Friday 4 January 2013

Wherefore art thou graduate level job...

I seem to have missed the point at which everybody decided what they wanted to do with their lives. Perhaps i fell asleep and missed the visit from the magical aspiration fairy, or perhaps i am simply impervious to ambition. At what point did earning enough money to live comfortably become an inadequate reason for wanting a job? Am I really the only person willing to apply for a position in a field that I don't ave an intense passion for?! I like things, of course i do; but nobody seems willing to pay me to eat, take naps and smell flowers all day. Is it not enough that I promise to work hard to do what is required of me?

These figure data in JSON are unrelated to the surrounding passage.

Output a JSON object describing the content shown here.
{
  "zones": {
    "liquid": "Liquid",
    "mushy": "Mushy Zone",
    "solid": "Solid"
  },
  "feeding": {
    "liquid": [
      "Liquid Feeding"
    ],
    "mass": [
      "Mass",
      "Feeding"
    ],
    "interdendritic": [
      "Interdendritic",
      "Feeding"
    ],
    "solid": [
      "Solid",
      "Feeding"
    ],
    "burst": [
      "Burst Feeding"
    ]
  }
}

I think there is something quite sinister about stipulating mandatory passion! How far can this trend be stretched? In the future will job applicants be required to display overwhelming romantic devotion to management staff? Will people be expected to literally marry their jobs, adding LTD. to the end of their surnames and spending every other Christmas with their parent-in-law companies? What would the children look like?! I daren't imagine.
Problems would surely arise regarding the gender of the jobs to which individuals would be matrimonially attached; what with same sex marriage being such a contentious issues in some quarters. Perhaps this would encourage divergence from traditional gender roles in the work place. A man applying for a male role could be interpreted as homosexual and so would perhaps be more inclined to consider work as a child minder or party planner, whereas heterosexual women would be drawn to the sciences and high powered roles in senior management. 
I suppose I can forgive those companies who demand my devotion, their feminist plight is a worthwhile enough cause. I just hope that by the time I finish my masters I will be on track to find 'The One' that is worthy of the career based lust that is clearly required for entry into the workforce.